Kudos to the Daily Beast for taking issue with a recent court decision that ruled sex trafficking is not a crime of violence. This is something you probably haven't heard about anywhere else in the media.
In August, Senior Judge Andre Davis of the U.S. Court of Appeals for the Fourth Circuit threw out a charge against one German de Jesus Ventura, a pimp who was originally convicted for the possession and use of a firearm in relation to a crime of violence. What was the crime of violence that firearm could’ve been used for? Sex trafficking.
So how did Judge Davis – appointed to a district court by President Clinton and elevated to the circuit court by President Obama -- come to this conclusion?
As Andrew Mark Bennett of The Daily Beast explains:
Unfortunately, the statute defining that firearm crime, known as section 924(c), has been criticized as one of federal law’s most enigmatic thanks to its “bramble of prepositional phrases.” Senior Judge Andre Davis, who wrote the ruling, must have gotten stuck in the bramble. He overlooked that sex trafficking is a violent trespass on human beings’ bodies, particularly women’s bodies.
Judge Davis said he was not convinced that the “ordinary case of sex trafficking by force, fraud, or coercion involves a substantial risk that the defendant will use physical force as a means to commit the offense.”
Seriously?!
Ventura still has a 30-year prison sentence for five accounts of “sex trafficking by force, fraud, or coercion.” Because Judge Davis felt there was no risk of violence with the use of a firearm, a mandatory five year prison sentence for the 924(c) firearm conviction was also thrown to the wayside.

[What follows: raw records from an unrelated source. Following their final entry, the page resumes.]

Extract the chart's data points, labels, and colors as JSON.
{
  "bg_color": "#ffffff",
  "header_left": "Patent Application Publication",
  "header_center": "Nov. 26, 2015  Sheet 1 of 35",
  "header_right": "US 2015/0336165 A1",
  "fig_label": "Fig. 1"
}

Bennett says that, “prosecutors often tack on 924(c) firearm charges when they prosecute cases involving crimes of violence and firearms. The statute prohibits using or carrying a firearm during and in relation to a crime of violence. A crime is a crime of violence if there is a substantial risk that a typical perpetrator will use physical force against the victim in the course of committing the crime.”
So in this case, sex trafficking wasn’t considered a crime. Wow. Was Judge Davis not aware that in 2000 Congress passed the Trafficking Victims Protection Act that says traffickers “often” subject victims to physical violence? Apparently not. As Bennett points out:
Of women victimized in the U.S. (the vast majority (PDF) of sex trafficking victims are women), 86 percent of the Americans and 53 percent of the non-Americans reported physical abuse by traffickers. That statistic does not include sexual assault, which is itself a form of physical violence. Seventy percent of the American victims and 40 percent of the non-American victims reported that traffickers sexually assaulted them. The researchers cautioned that underreporting means the actual incidence of physical violence, especially against non-American victims, is likely even higher.
Judge Davis looked even more ignorant when he tried to distinguish sex trafficking from burglary. Burglary is considered a crime of violence as “burglary, by its nature, involves a substantial risk that the burglar will use force against a victim in completing the crime.”
Interestingly, a 2015 study (PDF) funded by the Department of Justice found that less than eight percent of burglaries resulted in actual or threatened physical violence. Yet according to Judge Davis, burglary is a crime, and sex trafficking isn’t.